Temperature monitoring

All,

We had an issue with a DC where temps were elevated. The one bit of
hardware that wasn't watched much was the one that sent out the initial
alert. Looking for recommendations on hardware that I can mount/hang in
each cabinet that is easy to set up and will alert us if temps go beyond a
certain point.

TIA.

Dovid

Yo Dovid!

Most everything has temperature sensors from switches, servers and most
modern PDUs. A dedicated solution is just creating the problem again in the
future. Monitor the temps on everything and gain knowledge related to
failure rates. Most companies with physical infrastructure could pay for
another engineer to discover these unexpected expenses. Also note that
modern air conditioning and refrigeration have SNMP or BACNET protocol
support, just download the manual.

Are you running ntpd on your boxes?
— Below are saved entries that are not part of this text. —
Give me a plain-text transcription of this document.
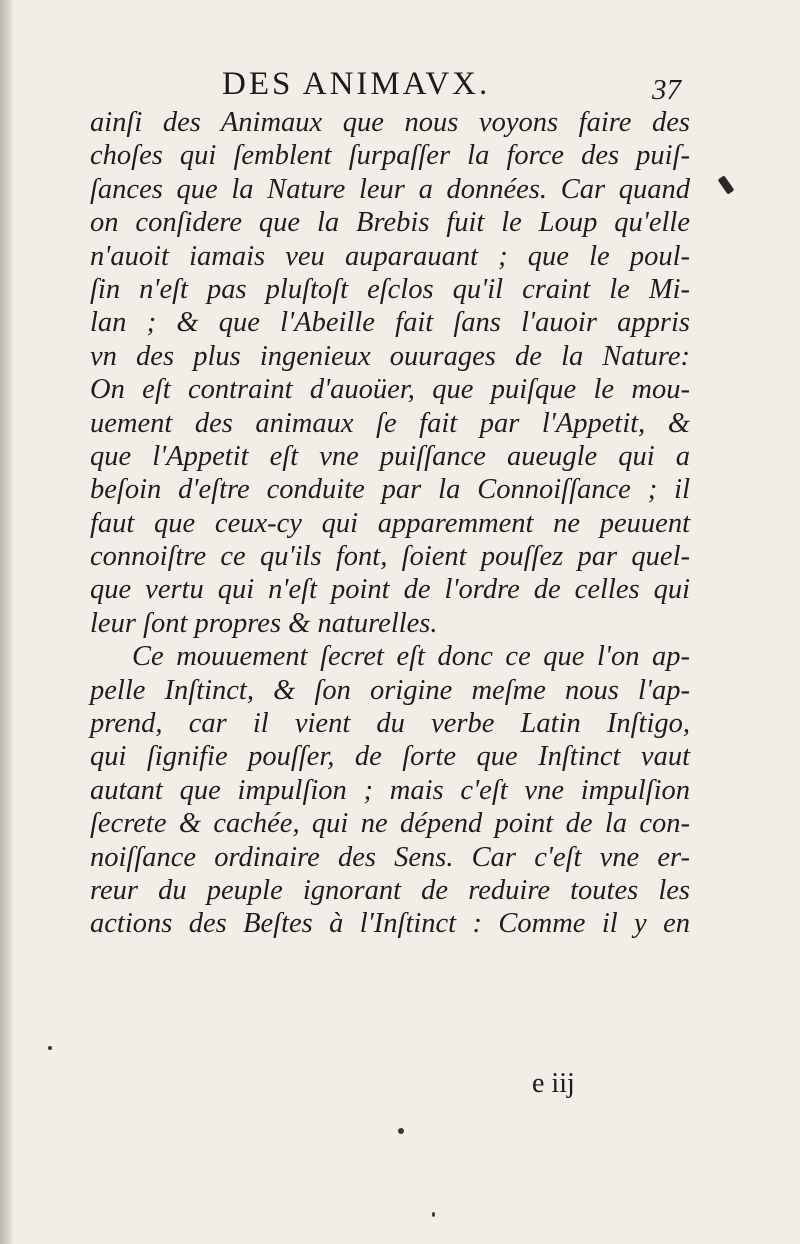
DES ANIMAVX.	37
ainſi des Animaux que nous voyons faire des
choſes qui ſemblent ſurpaſſer la force des puiſ-
ſances que la Nature leur a données. Car quand
on conſidere que la Brebis fuit le Loup qu'elle
n'auoit iamais veu auparauant ; que le poul-
ſin n'eſt pas pluſtoſt eſclos qu'il craint le Mi-
lan ; & que l'Abeille fait ſans l'auoir appris
vn des plus ingenieux ouurages de la Nature:
On eſt contraint d'auoüer, que puiſque le mou-
uement des animaux ſe fait par l'Appetit, &
que l'Appetit eſt vne puiſſance aueugle qui a
beſoin d'eſtre conduite par la Connoiſſance ; il
faut que ceux-cy qui apparemment ne peuuent
connoiſtre ce qu'ils font, ſoient pouſſez par quel-
que vertu qui n'eſt point de l'ordre de celles qui
leur ſont propres & naturelles.
Ce mouuement ſecret eſt donc ce que l'on ap-
pelle Inſtinct, & ſon origine meſme nous l'ap-
prend, car il vient du verbe Latin Inſtigo,
qui ſignifie pouſſer, de ſorte que Inſtinct vaut
autant que impulſion ; mais c'eſt vne impulſion
ſecrete & cachée, qui ne dépend point de la con-
noiſſance ordinaire des Sens. Car c'eſt vne er-
reur du peuple ignorant de reduire toutes les
actions des Beſtes à l'Inſtinct : Comme il y en
e iij
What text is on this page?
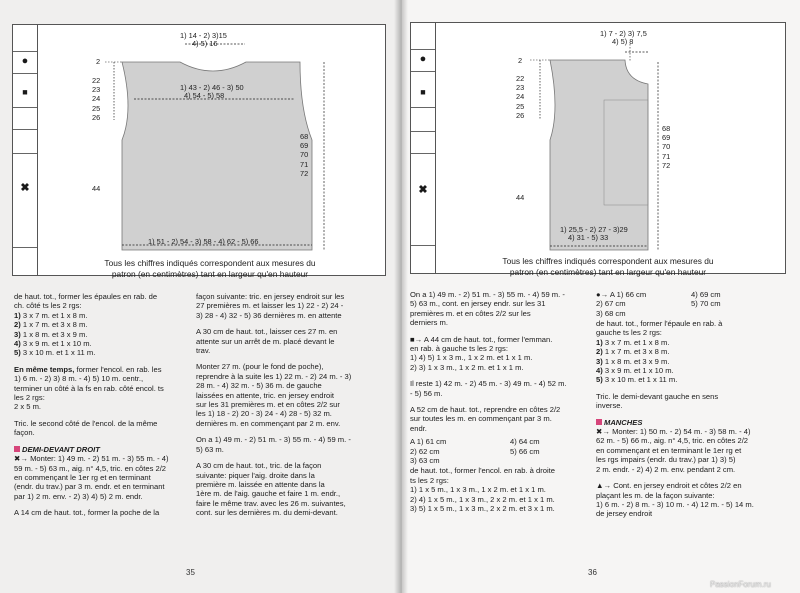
●
■
✖
1) 14 - 2) 3)15
4) 5) 16
2
22
23
24
25
26
1) 43 - 2) 46 - 3) 50
4) 54 - 5) 58
68
69
70
71
72
44
1) 51 - 2) 54 - 3) 58 - 4) 62 - 5) 66
Tous les chiffres indiqués correspondent aux mesures du
patron (en centimètres) tant en largeur qu'en hauteur
de haut. tot., former les épaules en rab. de
ch. côté ts les 2 rgs:
1) 3 x 7 m. et 1 x 8 m.
2) 1 x 7 m. et 3 x 8 m.
3) 1 x 8 m. et 3 x 9 m.
4) 3 x 9 m. et 1 x 10 m.
5) 3 x 10 m. et 1 x 11 m.
En même temps, former l'encol. en rab. les
1) 6 m. - 2) 3) 8 m. - 4) 5) 10 m. centr.,
terminer un côté à la fs en rab. côté encol. ts
les 2 rgs:
2 x 5 m.
Tric. le second côté de l'encol. de la même
façon.
DEMI-DEVANT DROIT
✖→ Monter: 1) 49 m. - 2) 51 m. - 3) 55 m. - 4)
59 m. - 5) 63 m., aig. n° 4,5, tric. en côtes 2/2
en commençant le 1er rg et en terminant
(endr. du trav.) par 3 m. endr. et en terminant
par 1) 2 m. env. - 2) 3) 4) 5) 2 m. endr.
A 14 cm de haut. tot., former la poche de la
façon suivante: tric. en jersey endroit sur les
27 premières m. et laisser les 1) 22 - 2) 24 -
3) 28 - 4) 32 - 5) 36 dernières m. en attente
A 30 cm de haut. tot., laisser ces 27 m. en
attente sur un arrêt de m. placé devant le
trav.
Monter 27 m. (pour le fond de poche),
reprendre à la suite les 1) 22 m. - 2) 24 m. - 3)
28 m. - 4) 32 m. - 5) 36 m. de gauche
laissées en attente, tric. en jersey endroit
sur les 31 premières m. et en côtes 2/2 sur
les 1) 18 - 2) 20 - 3) 24 - 4) 28 - 5) 32 m.
dernières m. en commençant par 2 m. env.
On a 1) 49 m. - 2) 51 m. - 3) 55 m. - 4) 59 m. -
5) 63 m.
A 30 cm de haut. tot., tric. de la façon
suivante: piquer l'aig. droite dans la
première m. laissée en attente dans la
1ère m. de l'aig. gauche et faire 1 m. endr.,
faire le même trav. avec les 26 m. suivantes,
cont. sur les dernières m. du demi-devant.
35
●
■
✖
1) 7 - 2) 3) 7,5
4) 5) 8
2
22
23
24
25
26
68
69
70
71
72
44
1) 25,5 - 2) 27 - 3)29
4) 31 - 5) 33
Tous les chiffres indiqués correspondent aux mesures du
patron (en centimètres) tant en largeur qu'en hauteur
On a 1) 49 m. - 2) 51 m. - 3) 55 m. - 4) 59 m. -
5) 63 m., cont. en jersey endr. sur les 31
premières m. et en côtes 2/2 sur les
derniers m.
■→ A 44 cm de haut. tot., former l'emman.
en rab. à gauche ts les 2 rgs:
1) 4) 5) 1 x 3 m., 1 x 2 m. et 1 x 1 m.
2) 3) 1 x 3 m., 1 x 2 m. et 1 x 1 m.
Il reste 1) 42 m. - 2) 45 m. - 3) 49 m. - 4) 52 m.
- 5) 56 m.
A 52 cm de haut. tot., reprendre en côtes 2/2
sur toutes les m. en commençant par 3 m.
endr.
A 1) 61 cm
2) 62 cm
3) 63 cm
4) 64 cm
5) 66 cm
de haut. tot., former l'encol. en rab. à droite
ts les 2 rgs:
1) 1 x 5 m., 1 x 3 m., 1 x 2 m. et 1 x 1 m.
2) 4) 1 x 5 m., 1 x 3 m., 2 x 2 m. et 1 x 1 m.
3) 5) 1 x 5 m., 1 x 3 m., 2 x 2 m. et 3 x 1 m.
36
●→ A 1) 66 cm
2) 67 cm
3) 68 cm
4) 69 cm
5) 70 cm
de haut. tot., former l'épaule en rab. à
gauche ts les 2 rgs:
1) 3 x 7 m. et 1 x 8 m.
2) 1 x 7 m. et 3 x 8 m.
3) 1 x 8 m. et 3 x 9 m.
4) 3 x 9 m. et 1 x 10 m.
5) 3 x 10 m. et 1 x 11 m.
Tric. le demi-devant gauche en sens
inverse.
MANCHES
✖→ Monter: 1) 50 m. - 2) 54 m. - 3) 58 m. - 4)
62 m. - 5) 66 m., aig. n° 4,5, tric. en côtes 2/2
en commençant et en terminant le 1er rg et
les rgs impairs (endr. du trav.) par 1) 3) 5)
2 m. endr. - 2) 4) 2 m. env. pendant 2 cm.
▲→ Cont. en jersey endroit et côtes 2/2 en
plaçant les m. de la façon suivante:
1) 6 m. - 2) 8 m. - 3) 10 m. - 4) 12 m. - 5) 14 m.
de jersey endroit
PassionForum.ru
See what happens when you plot its
drift against other temperature sensors, the closer to the clock chip
the better.

If you do this on enough boxes, you should have an easy time seeing what
happens on boxes where you have an easier time watching ntpd's drift
value than you have watching a nearby dedicated temperature sensor.
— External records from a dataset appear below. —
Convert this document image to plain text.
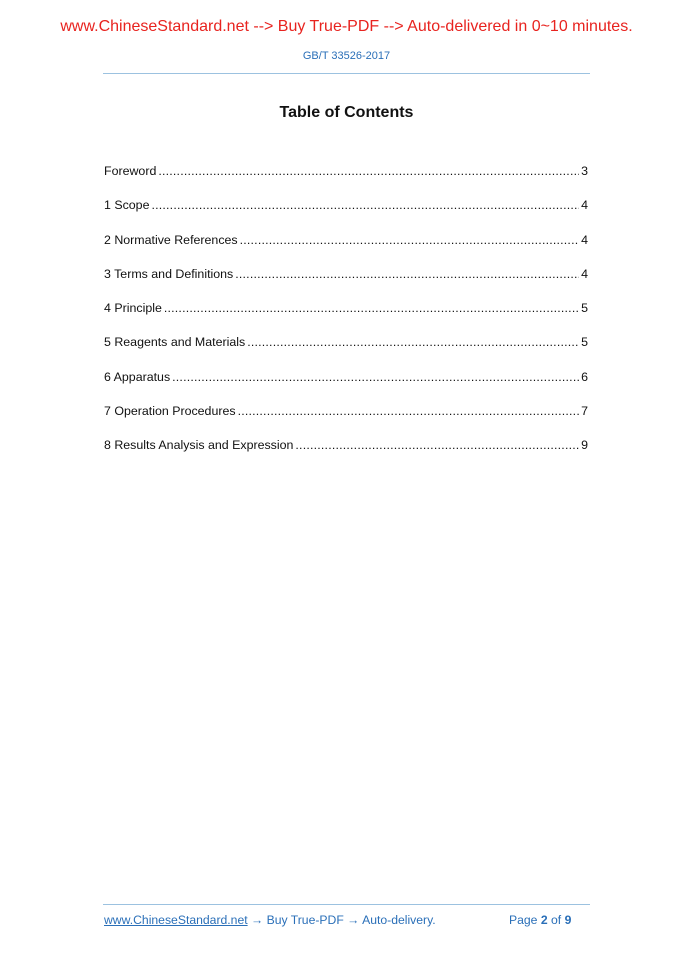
www.ChineseStandard.net --> Buy True-PDF --> Auto-delivered in 0~10 minutes.
GB/T 33526-2017
Table of Contents
Foreword .....	3
1 Scope .....	4
2 Normative References .....	4
3 Terms and Definitions .....	4
4 Principle .....	5
5 Reagents and Materials .....	5
6 Apparatus .....	6
7 Operation Procedures .....	7
8 Results Analysis and Expression .....	9
www.ChineseStandard.net → Buy True-PDF → Auto-delivery.	Page 2 of 9
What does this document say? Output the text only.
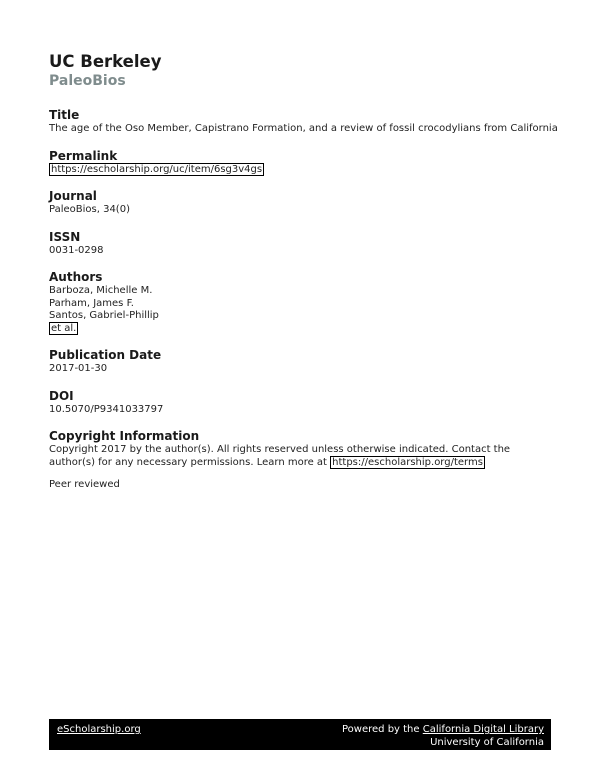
UC Berkeley
PaleoBios
Title
The age of the Oso Member, Capistrano Formation, and a review of fossil crocodylians from California
Permalink
https://escholarship.org/uc/item/6sg3v4gs
Journal
PaleoBios, 34(0)
ISSN
0031-0298
Authors
Barboza, Michelle M.
Parham, James F.
Santos, Gabriel-Phillip
et al.
Publication Date
2017-01-30
DOI
10.5070/P9341033797
Copyright Information
Copyright 2017 by the author(s). All rights reserved unless otherwise indicated. Contact the author(s) for any necessary permissions. Learn more at https://escholarship.org/terms
Peer reviewed
eScholarship.org	Powered by the California Digital Library
University of California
We have Sensaphones (sensaphone.com) in remote offices. We use IMS-4000s. They are a 1RU box with RJ45 jacks on the front. You can run CAT-5 to where you want to monitor something, and stick a module on the end of the cable. They have temp, humidity, generic NO/NC sensors, power sensors to graph voltage and alert on voltage swings etc. They can send emails, SNMP traps, or dial out with a modem. They also have a built in mic that can alert on noise increases. Some models allow you to dial in and listen to the room.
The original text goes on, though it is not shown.